Justice

Un gendarme condamné pour l’usage d’une grenade sur la ZAD de Sivens

Justice

par Ludovic Simbille

Le 8 janvier 2019, un gendarme a été condamné à six mois de prison avec sursis pour avoir grièvement blessé une manifestante opposée à la construction d’un barrage à Sivens (Tarn). Le militaire de 49 ans comparaissait à la chambre correctionnelle du Tribunal de grande instance de Toulouse pour « violences volontaires ayant entraîné une ITT de 15 jours avec arme par personne dépositaire de l’autorité publique ».

Le 7 octobre 2014, ce membre du Peloton de surveillance et d’intervention (PSIG) d’Albi tente d’évacuer les quatre occupants d’une caravane, installée sur la « zone à défendre » (ZAD). Sur une vidéo filmant l’intervention, on voit le maréchal des logis effectuer une sommation. On l’entend dire : « à trois je vous laisse partir », avant de lancer par la fenêtre de l’habitation de fortune une grenade de désencerclement de type DMP (pour « dispositif manuel de protection »). Croyant avoir affaire à une grenade lacrymogène, Elsa, 24 ans au moment des faits, tente d’attraper l’engin explosif lorsque celui-ci éclate dans sa main droite. Grâce à de nombreux soins intensifs, la jeune femme échappe à une nécrose et ne perd pas l’usage total de son membre. Elle décide de porter plainte et de se constituer partie civile.

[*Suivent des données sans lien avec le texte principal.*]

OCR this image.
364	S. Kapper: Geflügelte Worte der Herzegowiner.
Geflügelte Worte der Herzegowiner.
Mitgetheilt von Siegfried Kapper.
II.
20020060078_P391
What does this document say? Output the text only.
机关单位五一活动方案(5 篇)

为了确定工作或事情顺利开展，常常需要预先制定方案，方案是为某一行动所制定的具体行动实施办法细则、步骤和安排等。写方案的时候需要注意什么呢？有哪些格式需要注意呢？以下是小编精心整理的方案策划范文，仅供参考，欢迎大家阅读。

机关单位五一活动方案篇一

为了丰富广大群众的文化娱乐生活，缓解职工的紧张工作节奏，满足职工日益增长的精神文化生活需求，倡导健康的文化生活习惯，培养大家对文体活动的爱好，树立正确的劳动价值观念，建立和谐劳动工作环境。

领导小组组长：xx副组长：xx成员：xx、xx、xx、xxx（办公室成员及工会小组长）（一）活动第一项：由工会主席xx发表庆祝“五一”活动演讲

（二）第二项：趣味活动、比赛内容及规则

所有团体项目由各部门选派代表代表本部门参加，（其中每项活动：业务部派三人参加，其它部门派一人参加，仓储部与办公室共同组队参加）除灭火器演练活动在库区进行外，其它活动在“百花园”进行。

A son procès, le lanceur de la grenade a reconnu que son acte était « une erreur ». « C’était inapproprié, il n’y avait pas de menaces », a-t-il admis à la barre. L’homme a été interdit de détenir une arme pendant six mois et doit verser 1000 euros d’amende. Sa peine ne sera pas inscrite à son casier judiciaire et il pourra continuer à exercer ses fonctions. Dans sa propre enquête, l’Inspection générale de la police nationale (IGPN) avait également conclu à une « faute professionnelle » du fonctionnaire.

Douze personne éborgnées, quatre ont eu la main arrachée

Au delà de l’imputation individuelle, l’avocate de la partie civile a considéré durant sa plaidoirie que l’utilisation de cette arme était « en dehors du cadre légal ». Elle a annoncé qu’elle visait la mise en cause dans une procédure ultérieure « de la responsabilité de l’État ». Trois semaines après la blessure d’Elsa, Rémi Fraisse était tué sur le site de Sivens par une grenade offensive type OF-F1, lancée par un gendarme. En janvier 2018, la justice a rendu un non-lieu sur les responsabilités de ce drame [1]. Suite à ce drame, le ministre de l’Intérieur avait proscrit le recours à ces modèles OF-F1.

L’audience au TGI de Toulouse a été l’occasion pour plusieurs personnes blessées par les forces de l’ordre de dénoncer l’usage de ces armes dites intermédiaires. Comme Laurent Théron, aide-soignant syndiqué à Sud-Santé, éborgné par un galet de grenade DMP pendant les manifestations contre la loi travail en 2016. Ce procès intervient en plein mouvement des « gilets jaunes », marqué par le recours massif de grenades et de lanceurs de balles en caoutchouc. Selon le recensement établi par le collectif Désarmons-les, présent au TGI, quatre personnes ont eu la main arrachée par un grenade explosive GLI F4, douze personnes ont été éborgnées par des balles de LBD 40 et une personne a perdu définitivement l’audition, depuis le début de la contestation. Plusieurs de ces victimes ont décidé de porter plainte à leur tour pour des violences volontaires ayant entraîné une mutilation ou une infirmité permanente.